If you need more complex filters, and using dictionaries as shown above is not convenient, you can express filters as functions. The parameter collection_filter should be a callable, which will be called once for each collection. The sole argument will be a dictionary containing the metadata for the collection. The filter should return True if the collection is to be kept, and False if it is to be discarded. image_filter does the same job for images. The default values for these parameters don’t filter out anything. Using a filter rather than a dictionary, the first example becomes:

>>> bold = fetch_neurovault( # doctest: +SKIP
...     image_filter=lambda meta: meta.get('modality') == 'fMRI-BOLD', # doctest: +SKIP
...     image_terms={}, max_images=7) # doctest: +SKIP

Note

Even if you specify a filter as a function, the default filters for image_terms and collection_terms still apply; pass an empty dictionary if you want to disable them. Without image_terms={} in the call above, parcellations, images not in MNI space, etc. would be still be filtered out.

The example above can be rewritten using dictionaries, but in some cases you will need to use image_filter or collection_filter. For example, suppose that for some weird reason you only want images that don’t have too many metadata fields - say, an image should only be kept if its metadata has less than 50 fields. This cannot be done by simply comparing each key in a metadata dictionary to a required value, so we need to write our own filter:

>>> small_meta_images = fetch_neurovault(image_filter=lambda meta: len(meta) < 50, # doctest: +SKIP
...                                      max_images=7) # doctest: +SKIP

7.2.3. Output

Both functions return a dict-like object which exposes its items as attributes.

It contains:

  • images, the paths to downloaded files.
  • images_meta, the metadata for the images in a list of dictionaries.
  • collections_meta, the metadata for the collections.
  • description, a short description of the Neurovault dataset.

Note to pandas users: passing images_meta or collections_meta to the DataFrame constructor yields the expected result, with images (or collections) as rows and metadata fields as columns.

7.2.4. Neurosynth annotations

It is also possible to ask Neurosynth to annotate the maps found on Neurovault. Neurosynth is a platform for large-scale, automated synthesis of fMRI data. It can be used to perform decoding. You can learn more about Neurosynth at http://www.neurosynth.org.

Neurosynth was introduced in [2].

If you set the parameter fetch_neurosynth_words when calling fetch_neurovault or fetch_neurovault_ids, we will also download the annotations for the resulting images. They will be stored as json files on your disk. The result will also contain (unless you clear the vectorize_words parameter to save computation time):

  • vocabulary, a list of words
  • word_frequencies, the weight of the words returned by neurosynth.org for each image, such that the weight of word vocabulary[j] for the image found in images[i] is word_frequencies[i, j]
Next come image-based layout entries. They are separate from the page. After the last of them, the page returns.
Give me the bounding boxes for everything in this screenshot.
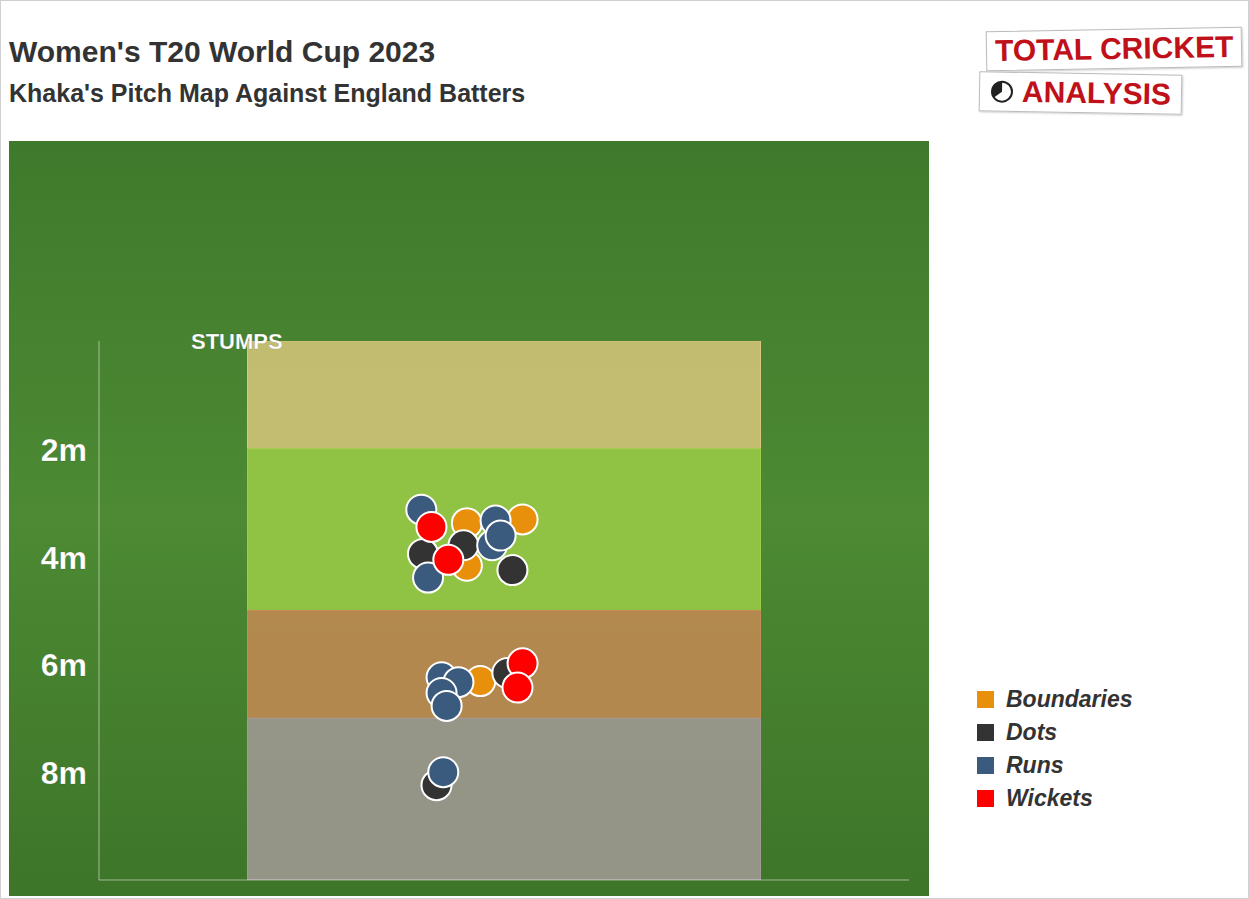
html-text:Women's T20 World Cup 2023: Women's T20 World Cup 2023	[9, 35, 436, 68]
html-text:ANALYSIS: ANALYSIS	[1021, 75, 1172, 111]
html-text:Runs: Runs	[1006, 752, 1064, 778]
html-text:TOTAL CRICKET: TOTAL CRICKET	[994, 29, 1234, 68]
html-text:Dots: Dots	[1006, 719, 1058, 745]
svg-text:4m: 4m	[41, 540, 87, 576]
svg-text:8m: 8m	[41, 755, 87, 791]
svg-text:STUMPS: STUMPS	[191, 329, 283, 354]
html-text:Khaka's Pitch Map Against Engl: Khaka's Pitch Map Against England Batter…	[9, 79, 526, 107]
html-text:Boundaries: Boundaries	[1006, 686, 1133, 712]
svg-text:2m: 2m	[41, 432, 87, 468]
svg-text:6m: 6m	[41, 647, 87, 683]
html-text:Wickets: Wickets	[1006, 785, 1093, 811]
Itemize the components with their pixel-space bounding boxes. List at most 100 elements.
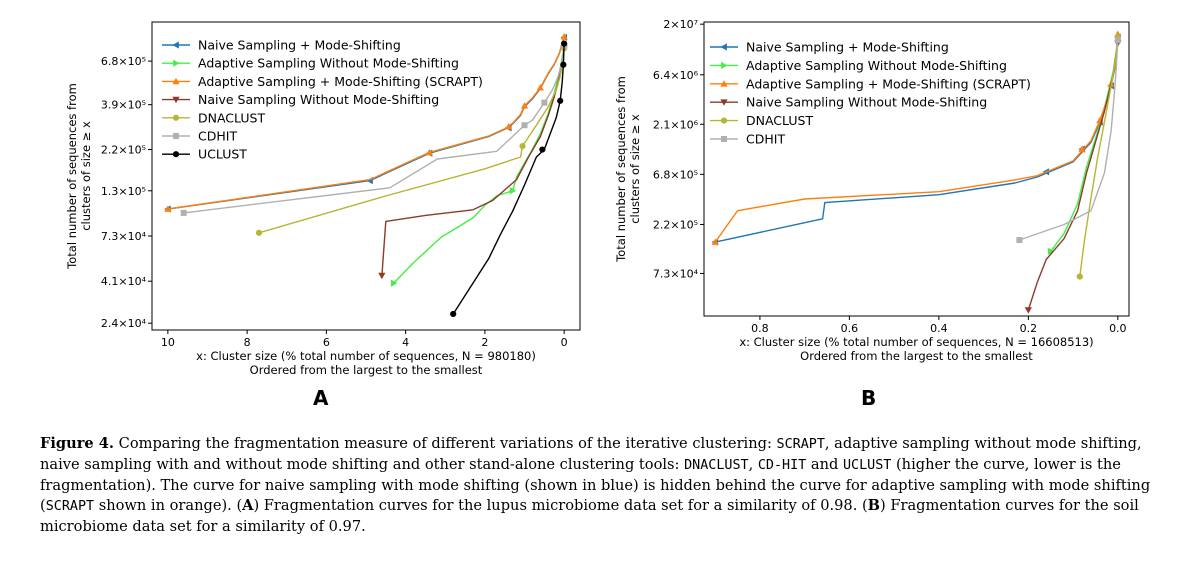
chart-a-legend-marker-adaptive-sampling-without-mode-shifting xyxy=(173,59,180,67)
chart-a-y-tick-label: 2.2×10⁵ xyxy=(101,144,146,157)
chart-b-legend-label-naive-sampling-mode-shifting: Naive Sampling + Mode-Shifting xyxy=(746,40,949,55)
chart-a-x-tick-label: 8 xyxy=(244,336,251,349)
chart-a-point-adaptive-sampling-mode-shifting-scrapt xyxy=(505,122,513,130)
chart-b-y-tick-label: 6.4×10⁶ xyxy=(653,69,699,82)
chart-a-legend-label-dnaclust: DNACLUST xyxy=(198,110,265,125)
chart-b-legend-marker-naive-sampling-without-mode-shifting xyxy=(720,99,728,106)
figure-caption: Figure 4. Comparing the fragmentation me… xyxy=(40,434,1162,537)
chart-a-point-uclust xyxy=(561,40,568,47)
chart-a-legend-marker-cdhit xyxy=(173,133,179,139)
chart-b-series-cdhit xyxy=(1016,37,1121,244)
chart-a-y-axis-label: Total number of sequences from xyxy=(65,83,79,270)
caption-segment: shown in orange). ( xyxy=(94,497,243,514)
chart-a-x-axis-sublabel: Ordered from the largest to the smallest xyxy=(250,363,483,377)
caption-segment: B xyxy=(867,497,881,514)
chart-b-x-axis-label: x: Cluster size (% total number of seque… xyxy=(739,335,1093,349)
chart-b-legend-marker-dnaclust xyxy=(720,117,728,124)
chart-a-series-uclust xyxy=(450,40,568,318)
caption-segment: , adaptive sampling without mode shiftin… xyxy=(824,435,1142,452)
chart-b-y-tick-label: 2×10⁷ xyxy=(663,18,698,31)
caption-segment: Comparing the fragmentation measure of d… xyxy=(114,435,777,452)
chart-a-legend: Naive Sampling + Mode-Shifting Adaptive S… xyxy=(162,38,483,162)
chart-a-y-tick-label: 2.4×10⁴ xyxy=(101,317,147,330)
chart-a-point-cdhit xyxy=(541,99,548,106)
chart-b-line-dnaclust xyxy=(1079,36,1119,277)
chart-b-point-cdhit xyxy=(1016,237,1023,244)
caption-segment: DNACLUST xyxy=(684,458,749,473)
caption-segment: CD-HIT xyxy=(757,458,807,473)
chart-a-point-adaptive-sampling-mode-shifting-scrapt xyxy=(520,102,529,109)
chart-a-legend-label-naive-sampling-without-mode-shifting: Naive Sampling Without Mode-Shifting xyxy=(198,92,439,107)
panel-label-a: A xyxy=(313,386,329,410)
chart-a-plot-frame xyxy=(151,21,581,331)
chart-a-legend-marker-dnaclust xyxy=(172,114,180,121)
chart-a-point-uclust xyxy=(560,61,567,68)
caption-line: Figure 4. Comparing the fragmentation me… xyxy=(40,434,1162,455)
chart-a-legend-label-uclust: UCLUST xyxy=(198,147,247,162)
chart-a-point-naive-sampling-without-mode-shifting xyxy=(378,272,386,280)
chart-a-line-dnaclust xyxy=(258,48,565,234)
caption-segment: ( xyxy=(40,497,46,514)
chart-b-x-tick-label: 0.8 xyxy=(751,322,769,335)
chart-a-point-cdhit xyxy=(521,122,528,129)
caption-segment: SCRAPT xyxy=(45,499,95,514)
chart-b-legend-marker-adaptive-sampling-mode-shifting-scrapt xyxy=(720,80,728,87)
chart-b-x-axis-sublabel: Ordered from the largest to the smallest xyxy=(800,349,1033,363)
chart-a-point-adaptive-sampling-without-mode-shifting xyxy=(390,279,398,287)
chart-a-y-tick-label: 4.1×10⁴ xyxy=(101,275,147,288)
chart-b-legend-label-cdhit: CDHIT xyxy=(746,132,785,147)
chart-a-legend-label-adaptive-sampling-without-mode-shifting: Adaptive Sampling Without Mode-Shifting xyxy=(198,56,459,71)
chart-b-point-dnaclust xyxy=(1076,273,1083,280)
caption-segment: Figure 4. xyxy=(40,435,115,452)
chart-b-point-adaptive-sampling-without-mode-shifting xyxy=(1047,247,1055,255)
chart-a-y-tick-label: 7.3×10⁴ xyxy=(101,230,147,243)
chart-a-point-adaptive-sampling-mode-shifting-scrapt xyxy=(560,32,568,40)
caption-segment: ) Fragmentation curves for the lupus mic… xyxy=(253,497,868,514)
chart-a-legend-marker-naive-sampling-without-mode-shifting xyxy=(172,96,180,104)
caption-segment: UCLUST xyxy=(842,458,892,473)
chart-b-y-tick-label: 7.3×10⁴ xyxy=(653,267,699,280)
chart-a-y-axis-sublabel: clusters of size ≥ x xyxy=(79,121,93,231)
chart-a-line-adaptive-sampling-without-mode-shifting xyxy=(393,46,565,284)
chart-a-point-cdhit xyxy=(180,209,187,216)
caption-line: (SCRAPT shown in orange). (A) Fragmentat… xyxy=(40,496,1162,517)
chart-a-legend-marker-uclust xyxy=(172,151,180,158)
chart-a-legend-marker-naive-sampling-mode-shifting xyxy=(172,41,179,49)
chart-b-point-cdhit xyxy=(1114,37,1121,44)
chart-a-x-tick-label: 2 xyxy=(481,336,488,349)
chart-b-legend-marker-cdhit xyxy=(721,136,727,142)
caption-segment: SCRAPT xyxy=(776,437,825,452)
caption-line: naive sampling with and without mode shi… xyxy=(40,455,1162,476)
chart-a-legend-label-cdhit: CDHIT xyxy=(198,129,237,144)
chart-b-line-cdhit xyxy=(1019,39,1119,241)
chart-b: 0.8 0.6 0.4 0.2 0.0 7.3×10⁴ 2.2×10⁵ 6.8×10⁵ 2.1×… xyxy=(614,18,1130,363)
chart-b-legend-label-adaptive-sampling-without-mode-shifting: Adaptive Sampling Without Mode-Shifting xyxy=(746,58,1007,73)
chart-a-x-tick-label: 4 xyxy=(402,336,409,349)
chart-a-point-adaptive-sampling-without-mode-shifting xyxy=(509,187,517,195)
chart-b-y-axis-label: Total number of sequences from xyxy=(614,76,628,263)
chart-b-y-tick-label: 6.8×10⁵ xyxy=(653,168,698,181)
caption-segment: and xyxy=(806,456,843,473)
caption-segment: (higher the curve, lower is the xyxy=(891,456,1121,473)
chart-b-x-tick-label: 0.0 xyxy=(1109,322,1127,335)
chart-b-point-adaptive-sampling-mode-shifting-scrapt xyxy=(711,238,719,245)
chart-a-point-adaptive-sampling-mode-shifting-scrapt xyxy=(425,148,434,156)
chart-a-y-tick-label: 6.8×10⁵ xyxy=(101,55,146,68)
chart-a-point-adaptive-sampling-mode-shifting-scrapt xyxy=(536,83,544,91)
chart-b-x-tick-label: 0.4 xyxy=(930,322,948,335)
chart-b-series-naive-sampling-without-mode-shifting xyxy=(1024,40,1122,314)
chart-a-x-tick-label: 10 xyxy=(161,336,175,349)
caption-segment: fragmentation). The curve for naive samp… xyxy=(40,477,1151,494)
chart-a-point-uclust xyxy=(557,97,564,104)
caption-segment: microbiome data set for a similarity of … xyxy=(40,518,366,535)
chart-a-series-adaptive-sampling-mode-shifting-scrapt xyxy=(164,32,568,212)
chart-b-y-axis-sublabel: clusters of size ≥ x xyxy=(628,114,642,224)
chart-b-point-adaptive-sampling-mode-shifting-scrapt xyxy=(1078,145,1086,152)
chart-a-y-tick-label: 1.3×10⁵ xyxy=(101,185,146,198)
caption-line: fragmentation). The curve for naive samp… xyxy=(40,476,1162,496)
chart-a-line-cdhit xyxy=(183,46,565,214)
chart-b-y-tick-label: 2.1×10⁶ xyxy=(653,118,699,131)
chart-a-point-dnaclust xyxy=(255,229,263,236)
chart-a-legend-label-naive-sampling-mode-shifting: Naive Sampling + Mode-Shifting xyxy=(198,38,401,53)
chart-a-y-tick-label: 3.9×10⁵ xyxy=(101,99,146,112)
7.2.5. Examples using Neurovault

7.2.6. References

[1]Gorgolewski KJ, Varoquaux G, Rivera G, Schwartz Y, Ghosh SS, Maumet C, Sochat VV, Nichols TE, Poldrack RA, Poline J-B, Yarkoni T and Margulies DS (2015) NeuroVault.org: a web-based repository for collecting and sharing unthresholded statistical maps of the human brain. Front. Neuroinform. 9:8. doi: 10.3389/fninf.2015.00008
[2]Yarkoni, Tal, Russell A. Poldrack, Thomas E. Nichols, David C. Van Essen, and Tor D. Wager. “Large-scale automated synthesis of human functional neuroimaging data.” Nature methods 8, no. 8 (2011): 665-670.